The flame at her core kindled. Here, it whispered, she could be seen, fully and freely.
She picked up the jar of marble worlds.
“Ah,” said the vendor, a vetala cloaked all in black with a hooded yellow stare every bit as shrewd as the spiders’. “You pursue it even now, do you not? Your place in all things? A place to belong?”
Sheetal felt coated in invisible slime. Had this creature, a spirit that had possessed a corpse to get around, just read her mind? “I’m looking for the harp sisters. Do you know where I can find them?”
“Find yourself first, little child caught between. Always floating, always seeking,” the vetala said. His smile grew sharper. “Did I mention that with practice, you can visit each of the worlds in the jar?”
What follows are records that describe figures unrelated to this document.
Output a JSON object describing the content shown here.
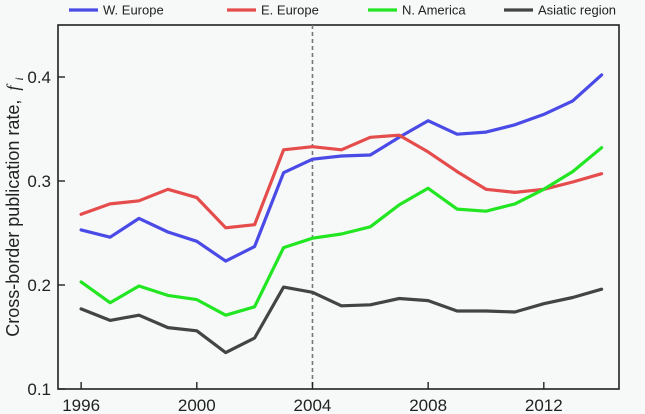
{
  "chart_data": {
    "type": "line",
    "title": "",
    "xlabel": "",
    "ylabel": "Cross-border publication rate,",
    "ylabel_symbol": "f",
    "ylabel_subscript": "i",
    "xlim": [
      1995.2,
      2014.6
    ],
    "ylim": [
      0.1,
      0.45
    ],
    "x_ticks": [
      1996,
      2000,
      2004,
      2008,
      2012
    ],
    "y_ticks": [
      0.1,
      0.2,
      0.3,
      0.4
    ],
    "y_tick_labels": [
      "0.1",
      "0.2",
      "0.3",
      "0.4"
    ],
    "vertical_marker_x": 2004,
    "legend_position": "top",
    "grid": false,
    "x": [
      1996,
      1997,
      1998,
      1999,
      2000,
      2001,
      2002,
      2003,
      2004,
      2005,
      2006,
      2007,
      2008,
      2009,
      2010,
      2011,
      2012,
      2013,
      2014
    ],
    "series": [
      {
        "name": "W. Europe",
        "color": "#4a4ae6",
        "values": [
          0.253,
          0.246,
          0.264,
          0.251,
          0.242,
          0.223,
          0.237,
          0.308,
          0.321,
          0.324,
          0.325,
          0.342,
          0.358,
          0.345,
          0.347,
          0.354,
          0.364,
          0.377,
          0.402
        ]
      },
      {
        "name": "E. Europe",
        "color": "#e54c4c",
        "values": [
          0.268,
          0.278,
          0.281,
          0.292,
          0.284,
          0.255,
          0.258,
          0.33,
          0.333,
          0.33,
          0.342,
          0.344,
          0.328,
          0.309,
          0.292,
          0.289,
          0.292,
          0.299,
          0.307
        ]
      },
      {
        "name": "N. America",
        "color": "#22e622",
        "values": [
          0.203,
          0.183,
          0.199,
          0.19,
          0.186,
          0.171,
          0.179,
          0.236,
          0.245,
          0.249,
          0.256,
          0.277,
          0.293,
          0.273,
          0.271,
          0.278,
          0.292,
          0.309,
          0.332
        ]
      },
      {
        "name": "Asiatic region",
        "color": "#444444",
        "values": [
          0.177,
          0.166,
          0.171,
          0.159,
          0.156,
          0.135,
          0.149,
          0.198,
          0.193,
          0.18,
          0.181,
          0.187,
          0.185,
          0.175,
          0.175,
          0.174,
          0.182,
          0.188,
          0.196
        ]
      }
    ]
  }
}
For a sliver of an instant, Sheetal let herself imagine slipping away to another world, one where she might find answers scattered like coins from a change purse. Or better, an alternate timeline in which Charumati had stayed, Dad was fine, stars walked freely among humans again, and Dev had no ugly family history. A place where Sheetal could just relax. That sounded like the true heavenly realm.
She was so tempted, it hurt.
“My price is so small, a pittance. Merely a piece of you. I know—how about a prized memory?”
An image broke through her thoughts, Charumati’s warm lips brushing five-year-old Sheetal’s forehead the day Dad unscrewed the training wheels from her bike and gave it a first push into independence. I can do it, Mommy, she’d insisted, nervous but trying not to show it. Take them off!